FORMATION MIXTE
Auteur(s) : Clothilde Barde
Article rédigé suite à la conférence donnée par Christophe Hugnet (vétérinaire (26)) lors des Journées nationales des groupements techniques vétérinaires (JNGTV) qui se sont tenues à Tours du 20 au 22 octobre 2021.
Les praticiens ruraux n’ont actuellement accès à aucun traitement antibiotique utilisable par voie oculaire avec AMM pour les bovins, ovins, caprins et porcins. En effet, seul l’ophtocycline, médicament qui possède une AMM pour les chevaux, avec un délai d’attente viande et abats de 1 jour, est disponible sur le marché actuellement. Le prescripteur doit donc envisager le recours à des médicaments vétérinaires suivant le principe de la cascade (voir encadré). Ces traitements doivent en outre être composés de substances disposant d’une LMR (viande ou lait) permettant leur utilisation chez les espèces de rente. Le choix peut donc se porter sur des médicaments vétérinaires dont l’AMM prévoit une utilisation ophtalmologique destinée à une autre espèce animale, à condition que les substances utilisées aient bien une LMR définie : Ophtocycline® (chlortétracycline), Fradexam® collyre ou pommade (framycétine et dexaméthasone), Ophtalkan® (néomycine) et Soligental® (gentamicine). Il est également possible de prescrire des médicaments destinés aux bovins ayant une autre indication. Ainsi, toutes les pommades intra-mammaires sont utilisables in situ sur la cornée.
Une utilisation hors AMM réglementée
Comme l’a indiqué le conférencier, pour une utilisation hors AMM quelle que soit la spécialité retenue, il conviendra d’appliquer les délais d’attente forfaitaire (a minima 7 jours pour le lait et 28 jours pour la viande). Tous les médicaments vétérinaires autres que ceux cités précédemment ayant une AMM pour une utilisation ophtalmologique dans d’autres espèces que les bovins mais sans LMR définie pour leur substance (Omnicol® collyre, Tévémyxine® collyre ou pommade et acide fusidique) ne peuvent donc pas être utilisés. Par ailleurs, l’utilisation de médicaments comme l’Ophtalon®, qui contiennent du chloramphénicol, une substance interdite pour les animaux de rente 1, conduit à l’euthanasie de l’animal et à son équarrissage. En effet, le règlement délégué2 vise à faire cesser les pratiques illégales et ce même lorsqu’il est avéré qu’il n’y a aucun risque de santé publique (résultats d’analyses inférieurs à la LMR). Selon ce dernier, outre l’abattage et l’élimination, l’opérateur doit déclarer toutes les carcasses rendues impropres à la consommation humaine par cette médication illicite ainsi que les produits concernés.
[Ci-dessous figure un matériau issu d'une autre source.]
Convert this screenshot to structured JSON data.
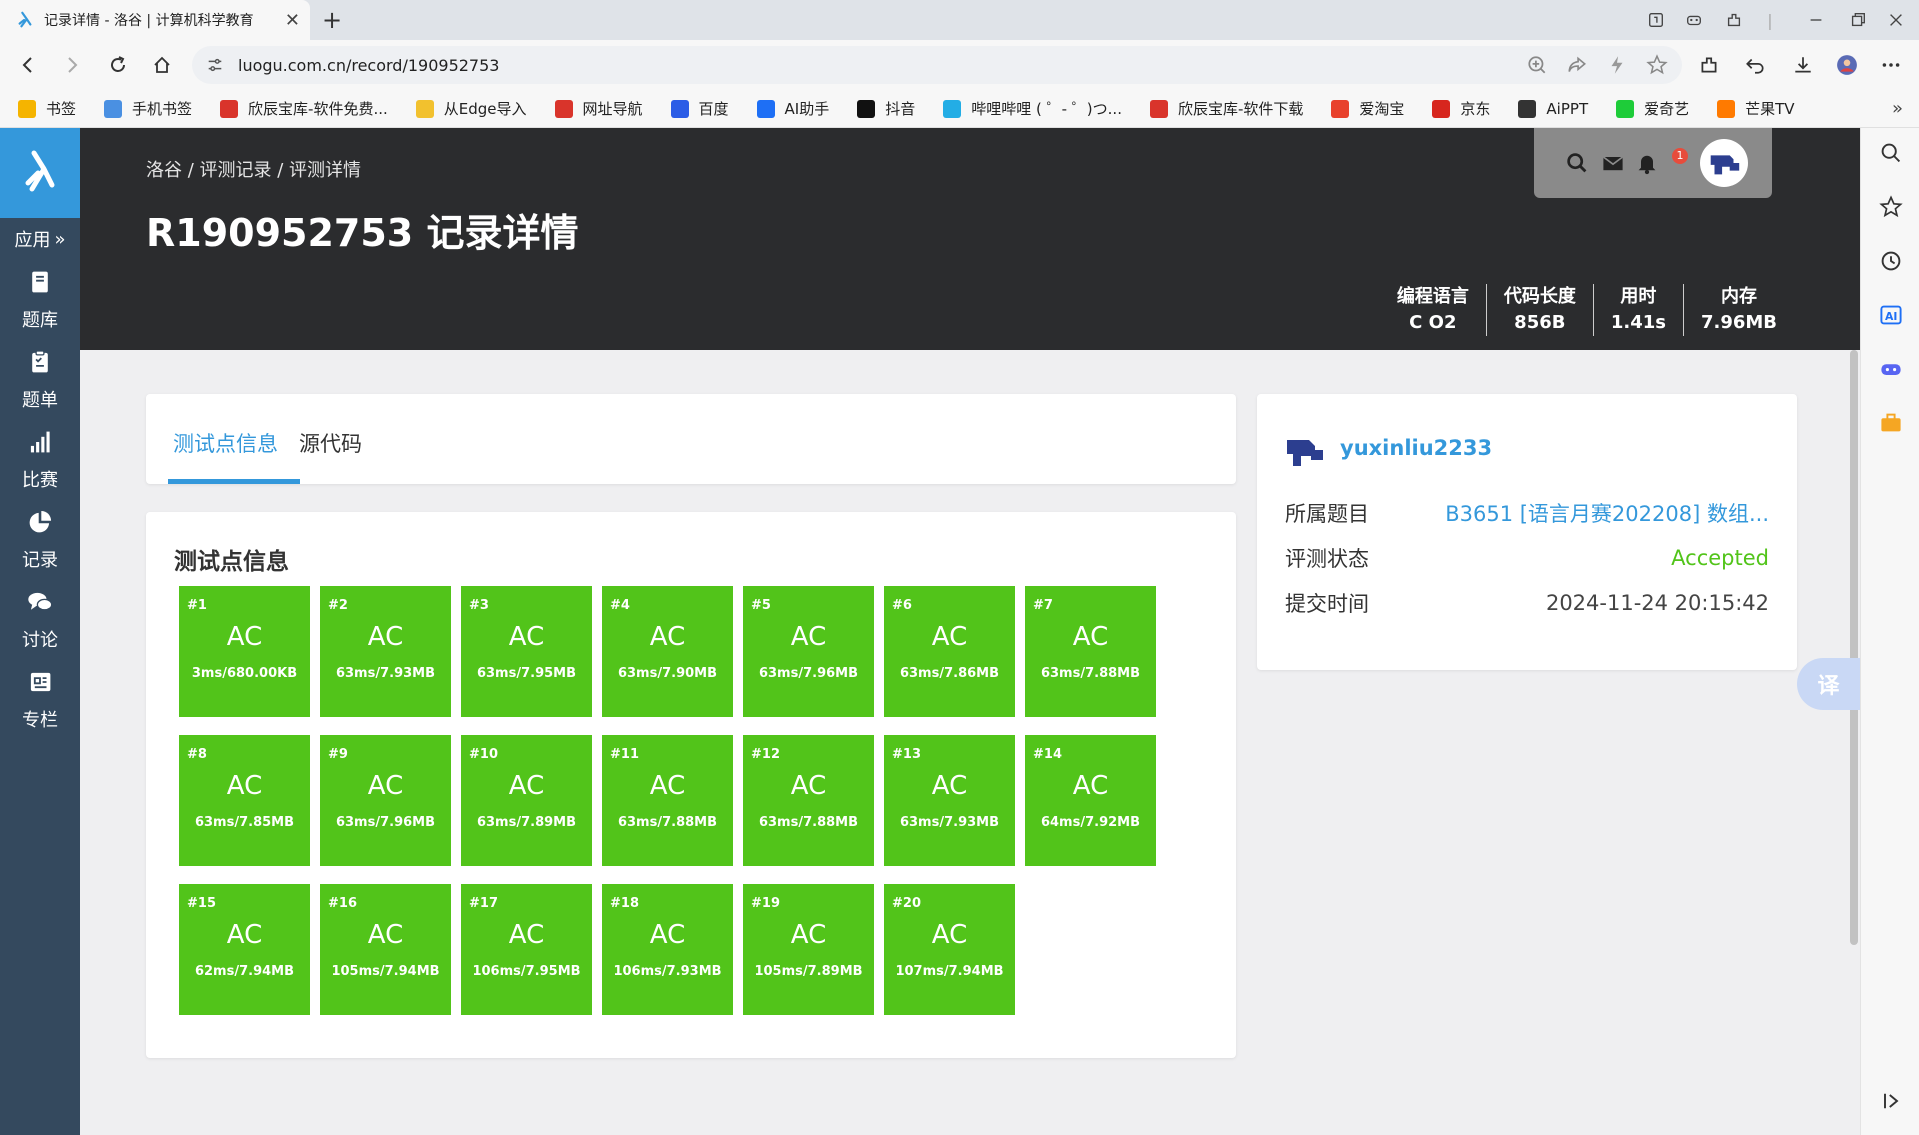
{
  "browser": {
    "tab_title": "记录详情 - 洛谷 | 计算机科学教育",
    "url": "luogu.com.cn/record/190952753",
    "bookmarks": [
      {
        "label": "书签",
        "color": "#f5b400"
      },
      {
        "label": "手机书签",
        "color": "#4a90e2"
      },
      {
        "label": "欣辰宝库-软件免费...",
        "color": "#d9342b"
      },
      {
        "label": "从Edge导入",
        "color": "#f2c12e"
      },
      {
        "label": "网址导航",
        "color": "#d9342b"
      },
      {
        "label": "百度",
        "color": "#2b5ce6"
      },
      {
        "label": "AI助手",
        "color": "#1e6ff5"
      },
      {
        "label": "抖音",
        "color": "#111111"
      },
      {
        "label": "哔哩哔哩 ( ゜- ゜)つ...",
        "color": "#23ade5"
      },
      {
        "label": "欣辰宝库-软件下载",
        "color": "#d9342b"
      },
      {
        "label": "爱淘宝",
        "color": "#e8412c"
      },
      {
        "label": "京东",
        "color": "#d7261e"
      },
      {
        "label": "AiPPT",
        "color": "#333333"
      },
      {
        "label": "爱奇艺",
        "color": "#1ecc39"
      },
      {
        "label": "芒果TV",
        "color": "#ff7a00"
      }
    ]
  },
  "nav": {
    "app_label": "应用",
    "items": [
      {
        "label": "题库",
        "icon": "book-icon"
      },
      {
        "label": "题单",
        "icon": "clipboard-icon"
      },
      {
        "label": "比赛",
        "icon": "bar-chart-icon"
      },
      {
        "label": "记录",
        "icon": "pie-chart-icon"
      },
      {
        "label": "讨论",
        "icon": "chat-icon"
      },
      {
        "label": "专栏",
        "icon": "newspaper-icon"
      }
    ]
  },
  "header": {
    "breadcrumb": "洛谷 / 评测记录 / 评测详情",
    "title": "R190952753 记录详情",
    "notification_count": "1",
    "stats": [
      {
        "key": "编程语言",
        "value": "C O2"
      },
      {
        "key": "代码长度",
        "value": "856B"
      },
      {
        "key": "用时",
        "value": "1.41s"
      },
      {
        "key": "内存",
        "value": "7.96MB"
      }
    ]
  },
  "tabs": {
    "active": "测试点信息",
    "other": "源代码"
  },
  "tests": {
    "heading": "测试点信息",
    "accent": "#52c41a",
    "cases": [
      {
        "id": "#1",
        "status": "AC",
        "meta": "3ms/680.00KB"
      },
      {
        "id": "#2",
        "status": "AC",
        "meta": "63ms/7.93MB"
      },
      {
        "id": "#3",
        "status": "AC",
        "meta": "63ms/7.95MB"
      },
      {
        "id": "#4",
        "status": "AC",
        "meta": "63ms/7.90MB"
      },
      {
        "id": "#5",
        "status": "AC",
        "meta": "63ms/7.96MB"
      },
      {
        "id": "#6",
        "status": "AC",
        "meta": "63ms/7.86MB"
      },
      {
        "id": "#7",
        "status": "AC",
        "meta": "63ms/7.88MB"
      },
      {
        "id": "#8",
        "status": "AC",
        "meta": "63ms/7.85MB"
      },
      {
        "id": "#9",
        "status": "AC",
        "meta": "63ms/7.96MB"
      },
      {
        "id": "#10",
        "status": "AC",
        "meta": "63ms/7.89MB"
      },
      {
        "id": "#11",
        "status": "AC",
        "meta": "63ms/7.88MB"
      },
      {
        "id": "#12",
        "status": "AC",
        "meta": "63ms/7.88MB"
      },
      {
        "id": "#13",
        "status": "AC",
        "meta": "63ms/7.93MB"
      },
      {
        "id": "#14",
        "status": "AC",
        "meta": "64ms/7.92MB"
      },
      {
        "id": "#15",
        "status": "AC",
        "meta": "62ms/7.94MB"
      },
      {
        "id": "#16",
        "status": "AC",
        "meta": "105ms/7.94MB"
      },
      {
        "id": "#17",
        "status": "AC",
        "meta": "106ms/7.95MB"
      },
      {
        "id": "#18",
        "status": "AC",
        "meta": "106ms/7.93MB"
      },
      {
        "id": "#19",
        "status": "AC",
        "meta": "105ms/7.89MB"
      },
      {
        "id": "#20",
        "status": "AC",
        "meta": "107ms/7.94MB"
      }
    ]
  },
  "info": {
    "username": "yuxinliu2233",
    "rows": [
      {
        "label": "所属题目",
        "value": "B3651 [语言月赛202208] 数组...",
        "color": "#3498db"
      },
      {
        "label": "评测状态",
        "value": "Accepted",
        "color": "#52c41a"
      },
      {
        "label": "提交时间",
        "value": "2024-11-24 20:15:42",
        "color": "#444444"
      }
    ]
  },
  "translate_label": "译"
}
Des infractions et des sanctions diverses
Il convient aux vétérinaires prescripteurs de prendre garde car ils peuvent être sanctionnés pour une prescription non conforme, la délivrance irrégulière d’un médicament relevant des listes I et II ou classé comme stupéfiant ou substance vénéneuse3 ainsi que pour la rédaction non conforme d’une prescription par un professionnel de santé. Ces infractions peuvent conduire à une amende et une peine d’emprisonnement. Les praticiens risquent également une interdiction temporaire ou définitive d’exercer, ainsi qu’une confiscation des produits. Par ailleurs, une plainte, ou un signalement, peut être déposée au CROV par le Préfet et conduire à une enquête disciplinaire.
Principe de la cascade
La cascade1 doit amener à préférer les médicaments les mieux évalués dans l’indication envisagée. Le praticien doit d’abord utiliser les médicaments disponibles avec une autorisation de mise sur le marché (AMM) vétérinaire dans une autre espèce, puis les médicaments humains ou les médicaments avec une AMM vétérinaire dans un autre État européen sous réserve d’avoir obtenu l’autorisation d’importation de l’Agence nationale du médicament vétérinaire et, en dernier recours, des médicaments sans AMM, les autovaccins et les préparations extemporanées.
Les temps d’attente forfaitaire (7 jours au minimum dans le lait et les œufs et 28 jours dans la viande) s’appliquent obligatoirement en l’absence de temps d’attente dans l’espèce et éventuellement, à titre volontaire, aux augmentations de dose ou de durée dans la même espèce (sans que cela constitue une obligation légale).
Les médicaments sans aucune limite maximale des résidus (LMR) sont interdits d’usage (et donc de prescription) en productions animales.